WASHINGTON: The United States has opened a new front — this time against drug cartels. President Donald Trump has announced a military campaign targeting “narco-terrorists,” following a series of US military strikes on suspected smuggling boats in the Caribbean Sea. The move has sparked intense debate over its legality under both US and international law.

According to US defense officials, at least four strikes have been conducted in international waters near Venezuela, killing 21 people aboard high-speed “go-fast” boats. The operations form part of what Trump has called a “war on cartels”, in which he has designated several transnational drug networks — including Venezuela’s Tren de Aragua cartel — as “global terrorist organisations.”

Trump’s new ‘war on cartels’

Speaking at Naval Station Norfolk, Trump praised the Navy for “blowing the cartel terrorists the hell out of the water.” He claimed that the strikes had “completely stopped” drug shipments entering the US by sea and hinted at expanding operations inland.

“They’re not coming in by sea anymore, so now we’ll have to start looking about the land,” Trump said, later adding from the White House that the campaign had halted drug trafficking from South America. “There’s no drugs coming into the water. And we’ll look at what phase two is.”

Administration officials told Congress that Trump had classified drug cartels as unlawful combatants, declaring the US to be in a “non-international armed conflict” with them — a move intended to justify military force without formal congressional authorisation.

Venezuelan backlash

Venezuelan President Nicolás Maduro has condemned the US strikes as “heinous crimes” and warned that he may declare a state of emergency if the US expands military action.

Caracas has since conducted large-scale military drills, mobilised local militias, and deployed Russian-made fighter jets under a campaign it calls the “defence of the nation.”

The US has meanwhile bolstered its presence in the region, deploying eight warships, one submarine, and F-35 fighter jets to Puerto Rico, bringing thousands of sailors and marines to the Caribbean.

Washington has also doubled its bounty on Maduro to $50 million, accusing him of facilitating fentanyl-laced cocaine shipments to the US through cartel alliances. Maduro insists the campaign is part of a broader American plot to “overthrow his government,” a charge Trump has denied.

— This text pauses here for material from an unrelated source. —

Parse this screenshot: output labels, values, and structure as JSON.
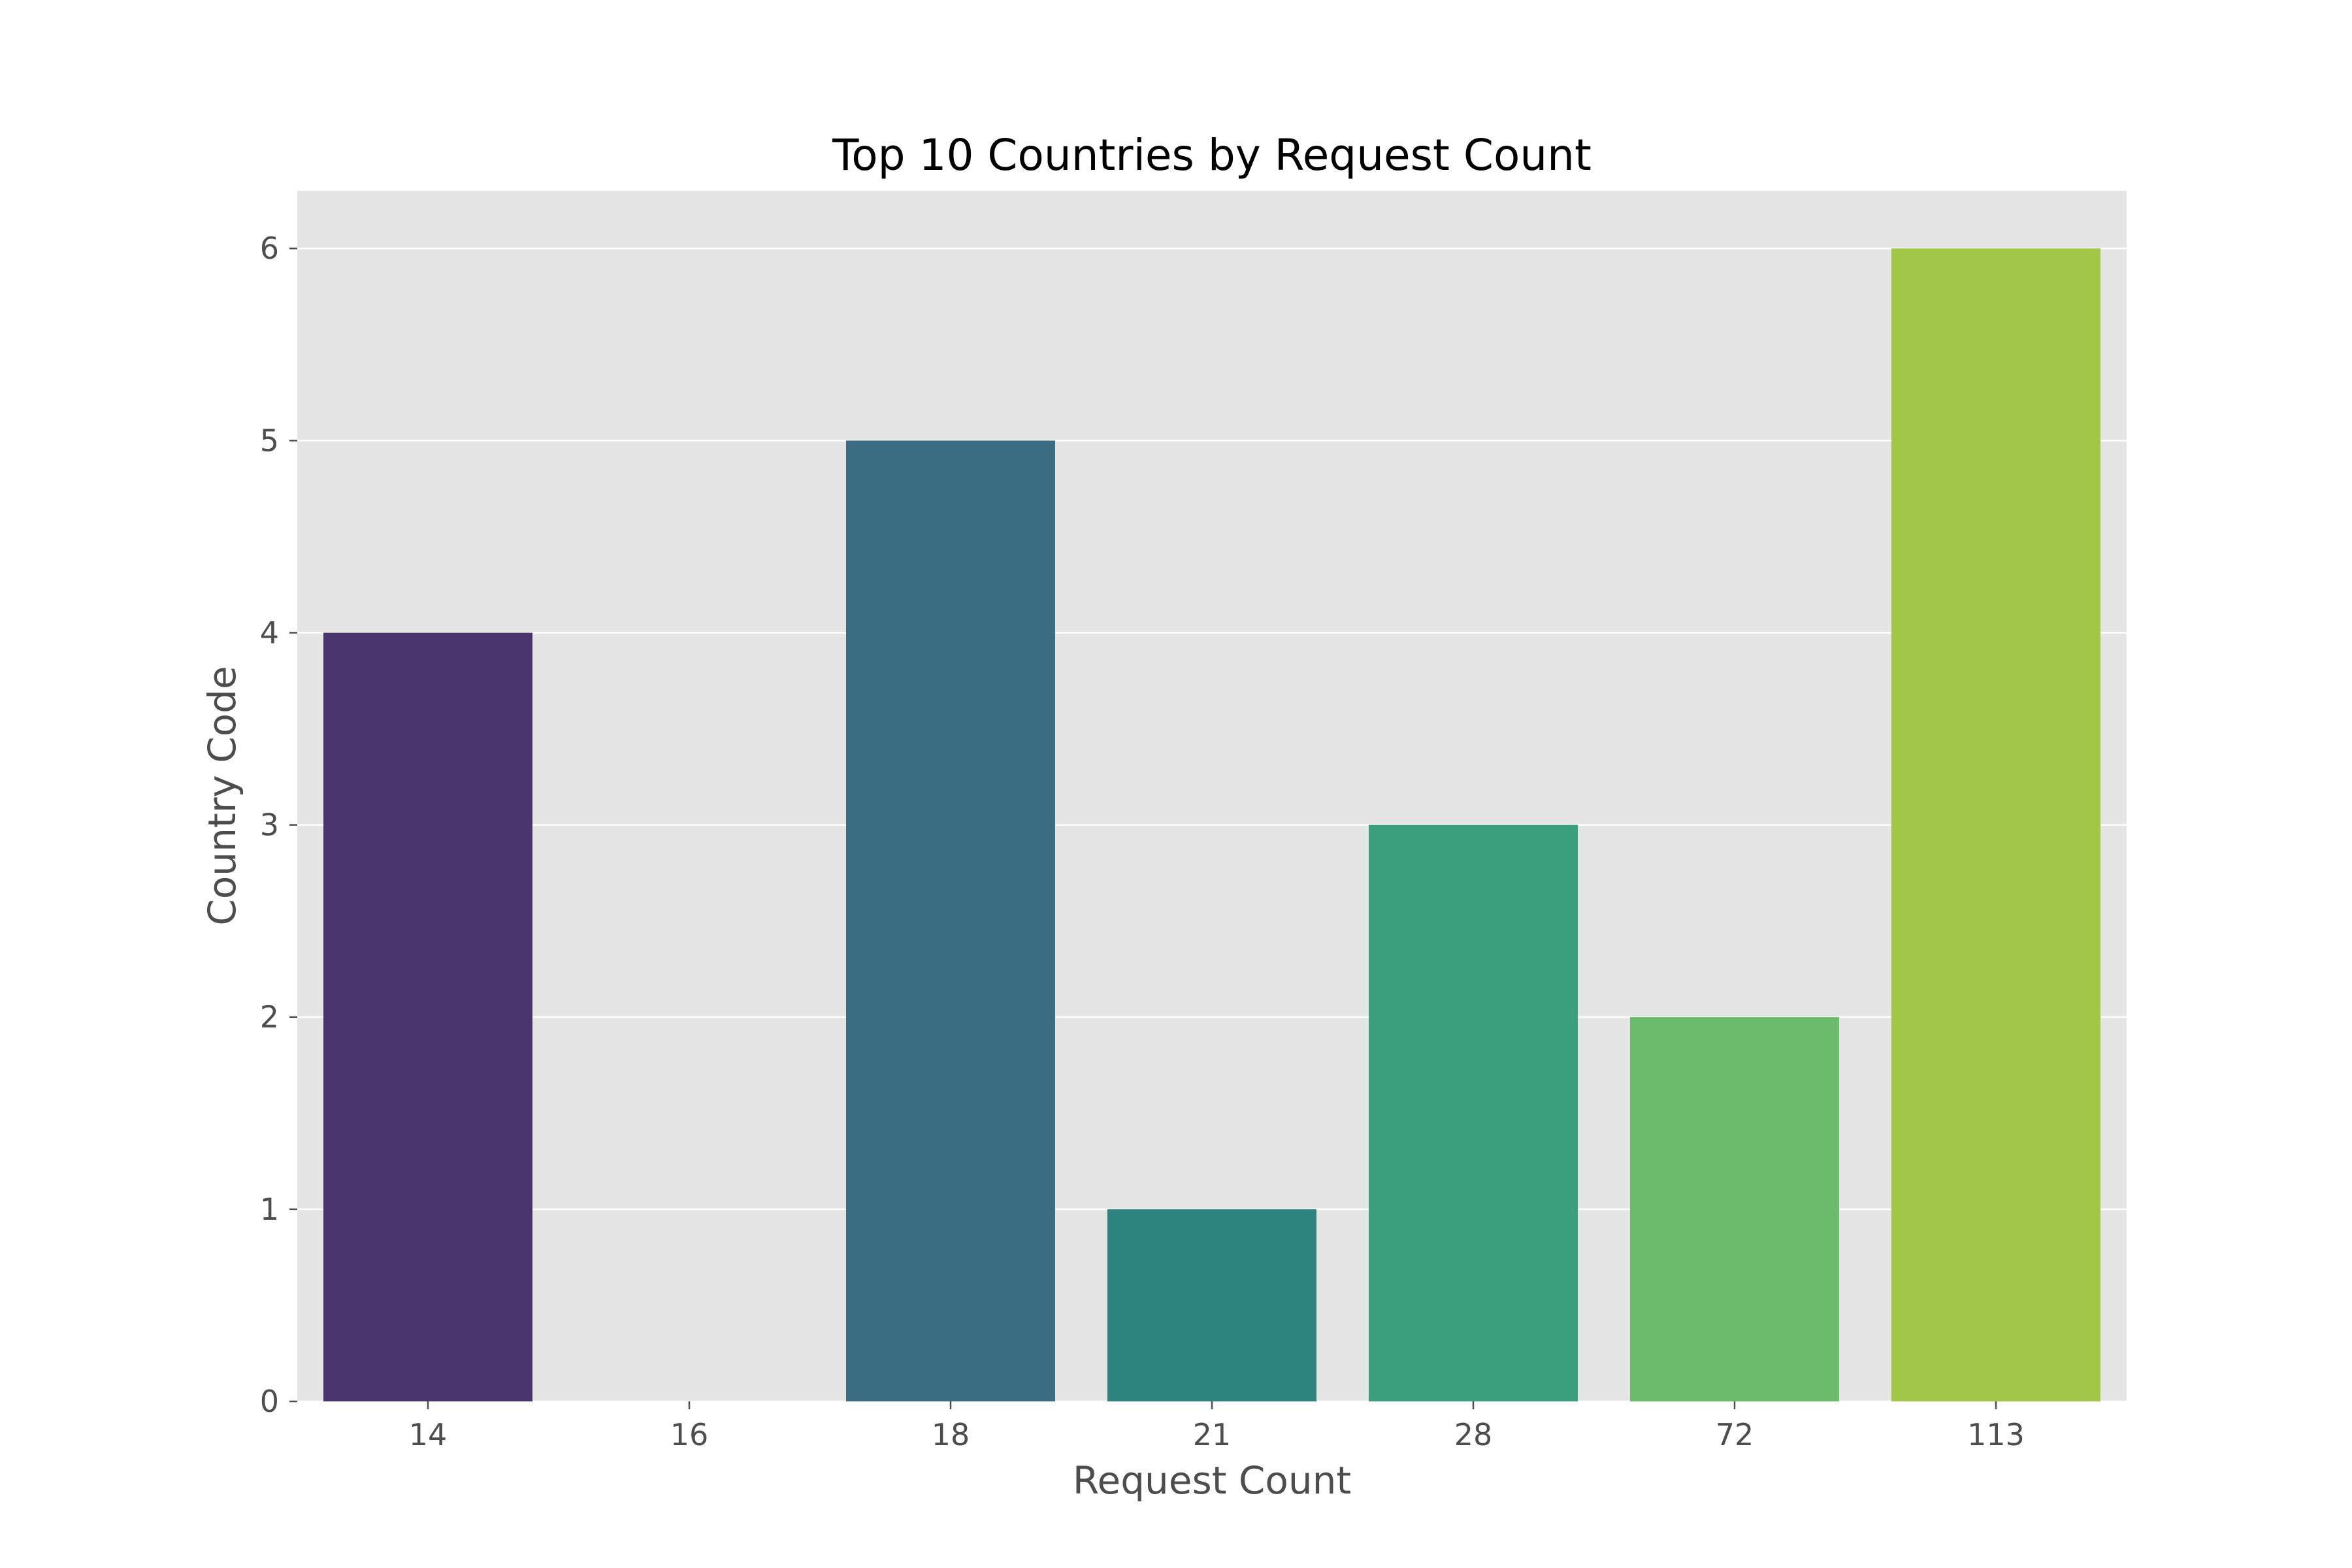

Legal experts question justification

Human rights and international law experts have sharply criticised the strikes, warning that they may amount to extrajudicial killings.

Sarah Yager, Washington director at Human Rights Watch, said:

“US officials cannot summarily kill people they accuse of smuggling drugs. The problem of narcotics entering the United States is not an armed conflict, and US officials cannot circumvent their human rights obligations by pretending otherwise.”

Salvador Santino Regilme, an international relations scholar at Leiden University, told Al Jazeera that the strikes likely violate Article 2(4) of the UN Charter, which prohibits the use of force against another state unless in self-defence or with UN Security Council authorisation.

“Drug trafficking, even when transnational, does not constitute an armed attack under international law,” Regilme explained. “Unless Washington can prove the traffickers were conducting or imminently threatening a large-scale armed attack attributable to Venezuela, these actions undermine the Charter’s prohibition on the use of force.”

Celeste Kmiotek, senior staff lawyer at the Atlantic Council, added that outside a recognised armed conflict, lethal action without judicial process may amount to arbitrary deprivation of life. She noted that there is no congressional authorisation — such as an AUMF (Authorisation for Use of Military Force) — that covers anti-drug operations in Venezuela.

How the US defends it

The Justice Department’s Office of Legal Counsel (OLC) has reportedly issued a classified opinion asserting that the President can use lethal force against a wide range of cartels deemed an “imminent threat” to US citizens.

According to CNN sources, the OLC opinion appears to authorise open-ended military action against a secret list of groups, allowing the President to treat drug traffickers as enemy combatants and target them without judicial oversight.

Legal analysts warn that such a broad interpretation could dangerously expand executive war powers.

Sarah Harrison, a former Pentagon lawyer now with the Crisis Group, said:

“If the OLC opinion authorising strikes on cartels is as broad as it seems, it gives the President the power to wage war far beyond what Congress authorised after 9/11. By this logic, any drug-trafficking group — large or small — could be treated as having attacked the United States and be met with lethal force.”

Bottom line

While the Trump administration argues that its actions fall within the scope of self-defence and counterterrorism, most legal experts disagree, saying the strikes lack a solid legal foundation under both US and international law.

Unless Washington can demonstrate that these operations were in response to an imminent armed threat, the campaign risks setting a dangerous precedent — one where the executive branch can declare war unilaterally, targeting non-state actors across borders under the banner of national security.